How to compare multiple hdf5 files

2.5k Views Asked by At

I have multiple h5py files(pixel-level annotations) for one image. Image Masks are stored in hdf5 files as key-value pairs with the key being the id of some class. The masks (hdf5 files) all match the dimension of their corresponding image and represent labels for pixels in the image. I need to compare all the h5 files with one another and find out the final mask that represents the majority. But I don't know how to compare multiple h5 files in python.

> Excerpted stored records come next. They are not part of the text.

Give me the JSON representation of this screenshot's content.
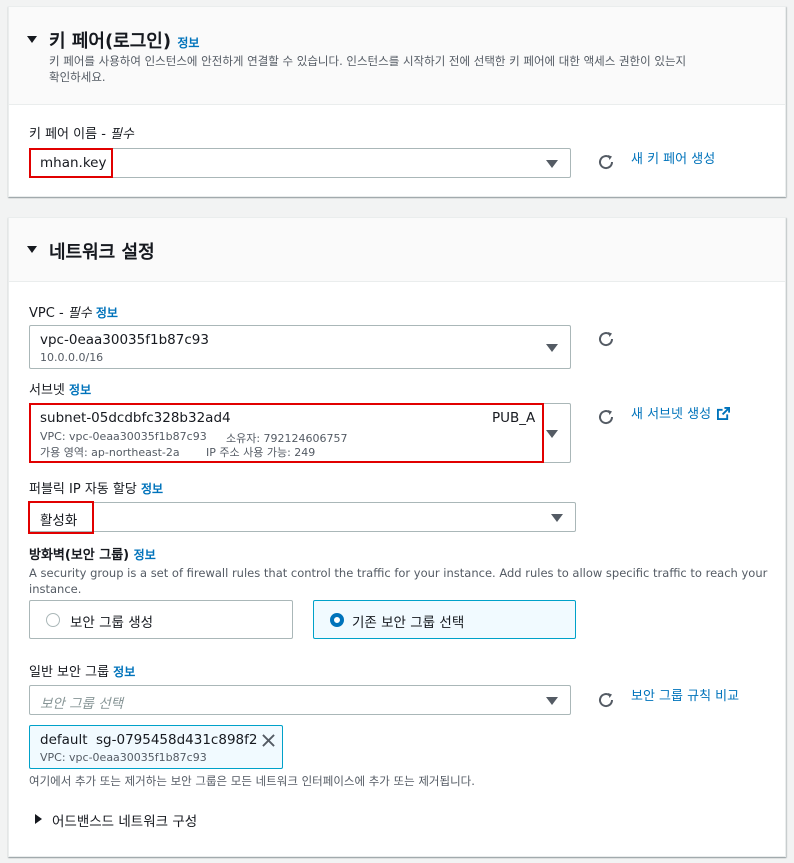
{
  "keypair": {
    "title": "키 페어(로그인)",
    "info": "정보",
    "description_line1": "키 페어를 사용하여 인스턴스에 안전하게 연결할 수 있습니다. 인스턴스를 시작하기 전에 선택한 키 페어에 대한 액세스 권한이 있는지",
    "description_line2": "확인하세요.",
    "field_label": "키 페어 이름 - ",
    "field_required": "필수",
    "selected": "mhan.key",
    "create_link": "새 키 페어 생성"
  },
  "network": {
    "title": "네트워크 설정",
    "vpc": {
      "label": "VPC - ",
      "required": "필수",
      "info": "정보",
      "value": "vpc-0eaa30035f1b87c93",
      "cidr": "10.0.0.0/16"
    },
    "subnet": {
      "label": "서브넷",
      "info": "정보",
      "value": "subnet-05dcdbfc328b32ad4",
      "name": "PUB_A",
      "vpc_line": "VPC: vpc-0eaa30035f1b87c93",
      "owner_line": "소유자: 792124606757",
      "az_line": "가용 영역: ap-northeast-2a",
      "ip_line": "IP 주소 사용 가능: 249",
      "create_link": "새 서브넷 생성"
    },
    "public_ip": {
      "label": "퍼블릭 IP 자동 할당",
      "info": "정보",
      "value": "활성화"
    },
    "firewall": {
      "label": "방화벽(보안 그룹)",
      "info": "정보",
      "description_line1": "A security group is a set of firewall rules that control the traffic for your instance. Add rules to allow specific traffic to reach your",
      "description_line2": "instance.",
      "option_create": "보안 그룹 생성",
      "option_existing": "기존 보안 그룹 선택"
    },
    "common_sg": {
      "label": "일반 보안 그룹",
      "info": "정보",
      "placeholder": "보안 그룹 선택",
      "compare_link": "보안 그룹 규칙 비교",
      "token_name": "default",
      "token_id": "sg-0795458d431c898f2",
      "token_vpc": "VPC: vpc-0eaa30035f1b87c93",
      "note": "여기에서 추가 또는 제거하는 보안 그룹은 모든 네트워크 인터페이스에 추가 또는 제거됩니다."
    },
    "advanced": "어드밴스드 네트워크 구성"
  },
  "colors": {
    "link": "#0073bb",
    "highlight": "#e10000",
    "selected_border": "#00a1c9"
  }
}
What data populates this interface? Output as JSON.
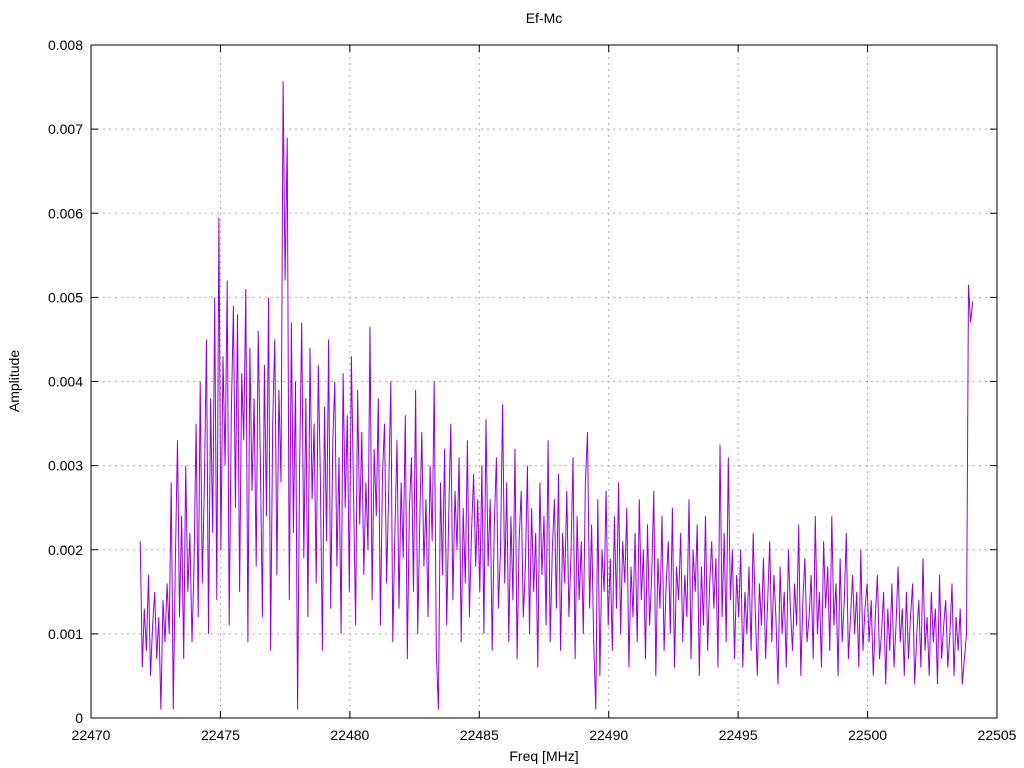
{
  "chart_data": {
    "type": "line",
    "title": "Ef-Mc",
    "xlabel": "Freq [MHz]",
    "ylabel": "Amplitude",
    "xlim": [
      22470,
      22505
    ],
    "ylim": [
      0,
      0.008
    ],
    "grid": true,
    "legend_position": "none",
    "line_color": "#9400d3",
    "grid_color": "#ababab",
    "border_color": "#000000",
    "x_ticks": [
      {
        "v": 22470,
        "label": "22470"
      },
      {
        "v": 22475,
        "label": "22475"
      },
      {
        "v": 22480,
        "label": "22480"
      },
      {
        "v": 22485,
        "label": "22485"
      },
      {
        "v": 22490,
        "label": "22490"
      },
      {
        "v": 22495,
        "label": "22495"
      },
      {
        "v": 22500,
        "label": "22500"
      },
      {
        "v": 22505,
        "label": "22505"
      }
    ],
    "y_ticks": [
      {
        "v": 0,
        "label": "0"
      },
      {
        "v": 0.001,
        "label": "0.001"
      },
      {
        "v": 0.002,
        "label": "0.002"
      },
      {
        "v": 0.003,
        "label": "0.003"
      },
      {
        "v": 0.004,
        "label": "0.004"
      },
      {
        "v": 0.005,
        "label": "0.005"
      },
      {
        "v": 0.006,
        "label": "0.006"
      },
      {
        "v": 0.007,
        "label": "0.007"
      },
      {
        "v": 0.008,
        "label": "0.008"
      }
    ],
    "series": [
      {
        "name": "Ef-Mc",
        "x_start": 22471.9,
        "x_step": 0.08,
        "y_unit": 0.0001,
        "y_values": [
          21,
          6,
          13,
          8,
          17,
          5,
          11,
          15,
          7,
          12,
          1,
          14,
          9,
          16,
          10,
          28,
          1,
          19,
          33,
          12,
          24,
          7,
          30,
          15,
          22,
          9,
          18,
          35,
          12,
          40,
          16,
          28,
          45,
          10,
          38,
          22,
          50,
          14,
          59.5,
          20,
          43,
          30,
          52,
          11,
          36,
          49,
          25,
          48,
          15,
          41,
          33,
          51,
          9,
          44,
          27,
          38,
          18,
          46,
          31,
          12,
          42,
          24,
          50,
          8,
          35,
          45,
          17,
          39,
          28,
          75.7,
          52,
          69,
          14,
          47,
          22,
          40,
          1,
          30,
          47,
          19,
          38,
          12,
          44,
          26,
          35,
          16,
          42,
          29,
          8,
          37,
          21,
          45,
          13,
          33,
          40,
          18,
          31,
          10,
          41,
          25,
          36,
          15,
          43,
          27,
          11,
          39,
          23,
          34,
          17,
          28,
          20,
          46.5,
          14,
          32,
          24,
          38,
          11,
          29,
          35,
          16,
          27,
          40,
          9,
          22,
          33,
          13,
          28,
          19,
          36,
          7,
          25,
          31,
          15,
          39,
          10,
          23,
          34,
          18,
          26,
          12,
          30,
          21,
          40,
          8,
          1,
          28,
          17,
          32,
          11,
          24,
          35,
          14,
          27,
          20,
          31,
          9,
          25,
          16,
          33,
          12,
          22,
          29,
          18,
          26,
          15,
          30,
          10,
          35.5,
          18,
          26,
          8,
          23,
          31,
          13,
          20,
          37.3,
          16,
          28,
          9,
          24,
          14,
          32,
          7,
          21,
          27,
          12,
          18,
          30,
          10,
          25,
          15,
          22,
          6,
          28,
          17,
          24,
          11,
          33,
          9,
          20,
          26,
          13,
          29,
          8,
          22,
          16,
          27,
          12,
          19,
          31,
          7,
          24,
          14,
          21,
          10,
          28,
          34,
          13,
          23,
          9,
          1,
          26,
          5,
          20,
          15,
          27,
          11,
          19,
          8,
          24,
          13,
          28,
          10,
          21,
          16,
          25,
          6,
          18,
          12,
          22,
          9,
          26,
          14,
          20,
          7,
          23,
          11,
          17,
          27,
          5,
          19,
          13,
          24,
          8,
          16,
          21,
          10,
          25,
          6,
          18,
          14,
          22,
          9,
          17,
          12,
          26,
          7,
          20,
          15,
          23,
          5,
          18,
          11,
          24,
          8,
          16,
          21,
          13,
          19,
          6,
          32.5,
          12,
          22,
          9,
          31,
          14,
          20,
          7,
          17,
          12,
          20,
          6,
          15,
          10,
          18,
          8,
          22,
          13,
          5,
          16,
          11,
          19,
          7,
          14,
          21,
          9,
          17,
          12,
          4,
          18,
          10,
          15,
          6,
          20,
          13,
          8,
          16,
          11,
          23,
          5,
          14,
          19,
          9,
          12,
          17,
          7,
          24,
          10,
          15,
          6,
          21,
          13,
          18,
          8,
          24,
          11,
          16,
          5,
          19,
          9,
          14,
          22,
          7,
          12,
          17,
          10,
          15,
          6,
          20,
          8,
          13,
          16,
          9,
          14,
          5,
          12,
          17,
          7,
          10,
          15,
          4,
          13,
          8,
          16,
          6,
          11,
          18,
          9,
          13,
          5,
          15,
          7,
          12,
          16,
          4,
          10,
          14,
          6,
          19,
          8,
          12,
          5,
          15,
          9,
          13,
          4,
          17,
          7,
          11,
          14,
          6,
          10,
          16,
          5,
          12,
          8,
          13,
          4,
          7,
          10,
          51.5,
          47,
          49.5
        ]
      }
    ]
  }
}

Can someone kindly help?

1

There are 1 best solutions below

2
kcw78 On BEST ANSWER

What do you mean by "compare"?

If you just want to compare the files to see if they are the same, you can use the h5diff utility from The HDF5 Group. It comes with the HDF5 installer. You can get more info about h5diff here: h5diff utility. Links to all HDF5 utilities are at the top of the page:HDF5 Tools

It sounds like you need to do more that that. Please clarify what you mean by "find out the final mask that represents the majority". Do you want to find the average image size (either mean, median, or mode)? If so, it is "relatively straight-forward" (if you know Python) to open each file and get the dimension of the image data (the shape of each dataset -- what you call the values). For reference, the key, value terminology is how h5py refers to HDF5 dataset names and datasets.

Here is a basic outline of the process to open 1 HDF5 file and loop thru the datasets (by key name) to get the dataset shape (image size). For multiple files, you can add a for loop using the iglob iterator to get the HDF5 file names. For simplicity, I saved the shape values to 3 lists and manually calculated the mean (sum()/len()). If you want to calculate the mask differently, I suggest using NumPy arrays. It has mean and median functions built-in. For mode, you need scipy.stats module (it works on NumPy arrays).

Method 1: iterates on .keys()

s0_list = []
s1_list = []
s2_list = []    
with h5py.File(filename,'r')as h5f:
    for name in h5f.keys() :
        shape = h5f[name].shape
        s0_list.append(shape[0])
        s1_list.append(shape[1])
        s2_list.append(shape[2])
    
print ('Ave len axis=0:',sum(s0_list)/len(s0_list))
print ('Ave len axis=1:',sum(s1_list)/len(s1_list))
print ('Ave len axis=2:',sum(s2_list)/len(s2_list))

Method 2: iterates on .items()

s0_list = []
s1_list = []
s2_list = []    
with h5py.File(filename,'r')as h5f:
    for name, ds in h5f.items() :
        shape = ds.shape
        s0_list.append(shape[0])
        s1_list.append(shape[1])
        s2_list.append(shape[2])
    
print ('Ave len axis=0:',sum(s0_list)/len(s0_list))
print ('Ave len axis=1:',sum(s1_list)/len(s1_list))
print ('Ave len axis=2:',sum(s2_list)/len(s2_list))